Hold the wind, thanks

Being Frank, by Frank Ameduri

Somebody said, "What do you think of that wind?"

"I don't know," I said. "What would you say to a poke in the eye?"

There are good reasons to love all sorts of weather. I'm a big fan of sunshine and snow. I'm very content to sit in front of a window on a rainy day and read a book. In fact, I even like walking in the rain, and I've been known to howl at a good lightening storm. There's no good reason to like wind. Show me a person who loves strong winds and I'll show you someone who's been kicked in the head by a farm animal. I know there are people who chase tornadoes around. When one of them gets hit by a flying sheep, I feel bad … for the sheep. There are people who go stand beaches when a hurricane is approaching. They show them on TV sometimes. Watching from the warmth and comfort of my living room I can only think, "When that idiot gets washed out to sea, there will be one less tailgater on the Florida highways."

Last week, when winds in the Valley gusted up to 75 mph, I could only think of the disaster that was last March. Those of us who could get to the office went about the business of putting out a paper. While we did that, pieces of our building flew away, and a giant tree fell on the building.
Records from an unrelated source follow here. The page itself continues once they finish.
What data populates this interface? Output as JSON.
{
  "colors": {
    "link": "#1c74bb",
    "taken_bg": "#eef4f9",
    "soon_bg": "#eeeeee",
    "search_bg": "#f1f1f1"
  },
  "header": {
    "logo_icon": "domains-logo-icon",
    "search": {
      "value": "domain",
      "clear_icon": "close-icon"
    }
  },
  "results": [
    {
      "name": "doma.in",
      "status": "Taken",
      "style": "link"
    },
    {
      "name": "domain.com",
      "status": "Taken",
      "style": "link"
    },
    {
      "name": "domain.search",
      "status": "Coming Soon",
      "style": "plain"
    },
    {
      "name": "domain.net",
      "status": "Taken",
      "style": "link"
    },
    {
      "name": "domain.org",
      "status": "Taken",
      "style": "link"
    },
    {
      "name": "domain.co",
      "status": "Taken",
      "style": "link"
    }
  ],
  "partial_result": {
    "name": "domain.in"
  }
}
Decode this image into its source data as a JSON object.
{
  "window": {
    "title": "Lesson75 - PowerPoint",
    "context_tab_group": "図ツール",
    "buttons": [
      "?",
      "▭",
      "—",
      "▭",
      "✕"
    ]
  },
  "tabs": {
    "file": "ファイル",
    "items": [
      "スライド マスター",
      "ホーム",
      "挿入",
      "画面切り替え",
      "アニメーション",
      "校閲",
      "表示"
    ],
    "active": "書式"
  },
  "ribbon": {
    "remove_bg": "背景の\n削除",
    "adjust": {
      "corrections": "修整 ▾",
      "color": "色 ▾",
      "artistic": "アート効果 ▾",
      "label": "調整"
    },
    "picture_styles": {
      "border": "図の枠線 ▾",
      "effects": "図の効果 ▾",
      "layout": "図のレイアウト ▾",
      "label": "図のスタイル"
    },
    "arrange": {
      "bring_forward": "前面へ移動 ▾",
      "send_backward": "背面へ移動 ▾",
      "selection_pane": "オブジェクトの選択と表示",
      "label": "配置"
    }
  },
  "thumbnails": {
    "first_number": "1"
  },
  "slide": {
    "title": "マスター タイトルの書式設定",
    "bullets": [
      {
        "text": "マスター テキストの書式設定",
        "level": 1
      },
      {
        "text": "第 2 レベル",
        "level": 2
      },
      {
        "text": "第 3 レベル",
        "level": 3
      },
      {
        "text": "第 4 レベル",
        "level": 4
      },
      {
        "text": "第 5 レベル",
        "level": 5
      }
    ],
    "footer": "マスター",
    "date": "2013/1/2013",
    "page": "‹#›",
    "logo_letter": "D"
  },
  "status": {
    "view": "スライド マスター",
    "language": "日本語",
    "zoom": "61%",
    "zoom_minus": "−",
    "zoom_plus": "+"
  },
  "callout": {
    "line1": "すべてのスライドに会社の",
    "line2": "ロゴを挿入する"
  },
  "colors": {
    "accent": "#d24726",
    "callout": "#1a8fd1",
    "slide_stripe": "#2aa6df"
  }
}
The power was out most of the day, and one of our circulation people had to drive the delivery van -- which is basically a billboard on wheels -- to Anchorage to pick up the newspapers. She's braver than I. The winds last week were almost as strong as those ones, and they had the added bonuses of bone-chilling temperatures and lots of snow to blow around.

On Wednesday morning, going out to start the car, I broke my nose on the screendoor. Seems a bunch of snow had drifted onto the porch. I'd like to point out that the word "drift" is very misleading. It sounds fluffy and pleasant. In fact, the stuff on our porch was like tufa rock, and there was nothing pleasant about it. Unable to muscle the door open, I headed for the garage. The automatic opener has attitude and, though the door was apparently frozen to the ground, the door wasn't about to give up. It opened, leaving an alarming amount of rubber stuff on the garage floor. Outside the garage was another drift, about 6 feet tall. I put on the Yaktrax and headed out for the car. Just beyond the safety of the garage, my hat, scarf, coat and one boot blew off. Clinging to my pants for dear life, I dropped to all fours and crawled to the car. Somebody once told me that wind chill is really all in your head. He said the actual temperature isn't any lower; it just feels that way.

Let me tell you. When you're crawling to your car at 6:30 a.m. with no coat, no hat, no scarf and only one boot, the wind chill is very real. By the time I made it inside the car, I was pretty sure it was 211 degrees below zero outside. I was also sure the heater wasn't going to do me much good since the wind had grabbed my car door and deposited it on top of my neighbor's camper -- which was on top of another neighbor's house.

On the way to work there were swarms of snow ripping across the road, blocking my vision and peeling the paint off my car. Some guy in a giant SUV tried to stop at the corner, but he blew across the Palmer/Wasilla Highway, instead. Fortunately, the guy who almost T-boned him was so blinded by blowing snow that he never even saw the near-miss. He just waved at me and smiled as he blew by. Halfway to work I had to pass a shed that had stalled in my lane. Another shed was stuck in a nearby ditch. I did make pretty good time that morning, though. All of the traffic lights had blown away, so there wasn't the usual stop-and-go routine to slow me down. The only suggestion of normalcy Wednesday morning was the sight of Vic Kohring standing at the Four Corners intersection waving at prospective voters who honked cheerily and waved back.

In the parking lot at work, my sweater, the other boot and both socks disappeared in a cloud of stinging snow. "Just let someone ask me what I think of this wind," I thought. "I'll poke him in the eye."

Some people say the wind blows, but Frank Ameduri thinks it sucks.